In her 2025 book, He Did Not Conquer: Benjamin Franklin’s Failure to Annex Canada, author and journalist Madelaine Drohan uncovers this surprising historical narrative. Drohan, a senior fellow at the University of Ottawa, explains that Franklin's ambition spanned approximately thirty years, beginning when Canada was a French colony and continuing after Britain took control in 1760.

Franklin's primary motivation was rooted in national security. Born in 1706, he grew up during a period of intense hostility between British American colonists and French colonists in Canada, which then encompassed Quebec and areas south of the Great Lakes. Settlements were regularly raided, with houses burned and people taken hostage, often with the involvement of Indigenous allies. For Franklin, eliminating the French presence in Canada was seen as essential for the safety of the American colonies.
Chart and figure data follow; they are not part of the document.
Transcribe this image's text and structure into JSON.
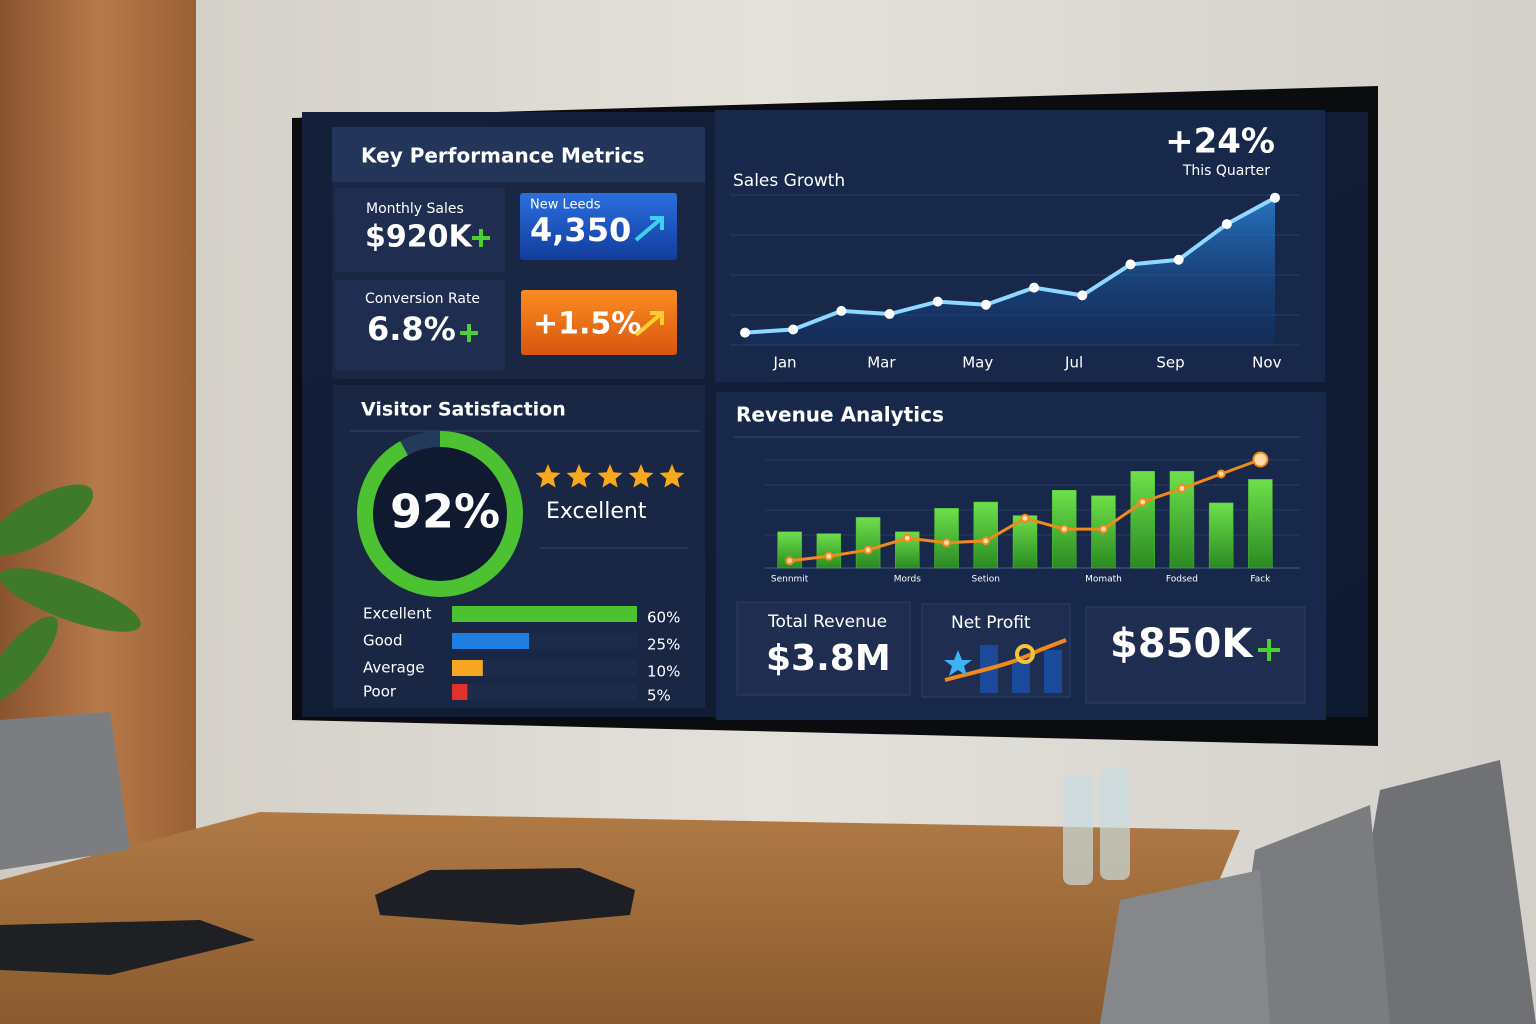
{
  "kpis": {
    "title": "Key Performance Metrics",
    "tiles": [
      {
        "label": "Monthly Sales",
        "value": "$920K"
      },
      {
        "label": "New Leeds",
        "value": "4,350"
      },
      {
        "label": "Conversion Rate",
        "value": "6.8%"
      },
      {
        "value": "+1.5%"
      }
    ]
  },
  "satisfaction": {
    "title": "Visitor Satisfaction",
    "score": 92,
    "score_label": "92%",
    "stars": 5,
    "rating": "Excellent",
    "breakdown": {
      "categories": [
        "Excellent",
        "Good",
        "Average",
        "Poor"
      ],
      "values": [
        60,
        25,
        10,
        5
      ],
      "value_labels": [
        "60%",
        "25%",
        "10%",
        "5%"
      ],
      "colors": [
        "#4cc232",
        "#1f7fe0",
        "#f5a623",
        "#e0312c"
      ]
    }
  },
  "summary": [
    {
      "label": "Total Revenue",
      "value": "$3.8M"
    },
    {
      "label": "Net Profit"
    },
    {
      "value": "$850K"
    }
  ],
  "chart_data": [
    {
      "type": "line",
      "title": "Sales Growth",
      "change": "+24%",
      "change_label": "This Quarter",
      "categories": [
        "Jan",
        null,
        "Mar",
        null,
        "May",
        null,
        "Jul",
        null,
        "Sep",
        null,
        "Nov",
        null
      ],
      "values": [
        8,
        10,
        22,
        20,
        28,
        26,
        37,
        32,
        52,
        55,
        78,
        95
      ],
      "ylim": [
        0,
        100
      ],
      "color": "#8fd8ff"
    },
    {
      "type": "bar",
      "title": "Revenue Analytics",
      "categories": [
        "Sennmit",
        null,
        null,
        "Mords",
        null,
        "Setion",
        null,
        null,
        "Momath",
        null,
        "Fodsed",
        null,
        "Fack"
      ],
      "values": [
        40,
        38,
        56,
        40,
        66,
        73,
        58,
        86,
        80,
        107,
        107,
        72,
        98
      ],
      "trend": [
        8,
        13,
        20,
        33,
        28,
        30,
        55,
        43,
        43,
        73,
        88,
        104,
        120
      ],
      "ylim": [
        0,
        125
      ],
      "color": "#4cc232",
      "trend_color": "#f08a1c"
    }
  ]
}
From Security to Manifest Destiny

Franklin's rationale evolved over time. He famously projected that the population in the American colonies would double every 25 years, creating a pressing need for new land for settlement. In his writings, he eyed Canada as a prime territory for this expansion. Drohan argues that this was one of the earliest expressions of the idea of Manifest Destiny—the belief that Americans were destined to populate the continent—even before the term was coined.

This expansionist vision persisted even after Canada became a British colony following the Seven Years' War. The dual drivers of security and the need for "room to grow" continued to fuel Franklin's agenda.

The Final Push: Demanding Canada as War Compensation

Franklin's most direct attempt came during the peace negotiations in Paris in the 1780s, following the American Revolution. Serving as a diplomat, Franklin argued that Britain was the aggressor and that the newly independent United States, as the victim of British tyranny, was entitled to compensation for the destruction suffered during the war.

The compensation he demanded was Canada itself. He insisted that Britain should cede the territory to the fledgling United States. This bold proposition was ultimately rejected, cementing Franklin's ambition as a historical "what if" rather than a reality.

Drohan's research connects these 18th-century ambitions to modern political rhetoric, illustrating that the notion of American possession of Canada has deeper roots than many realize. The story underscores the complex and often contentious early relationship between the two neighbors, who would only later become the steadfast allies and defence partners they are today.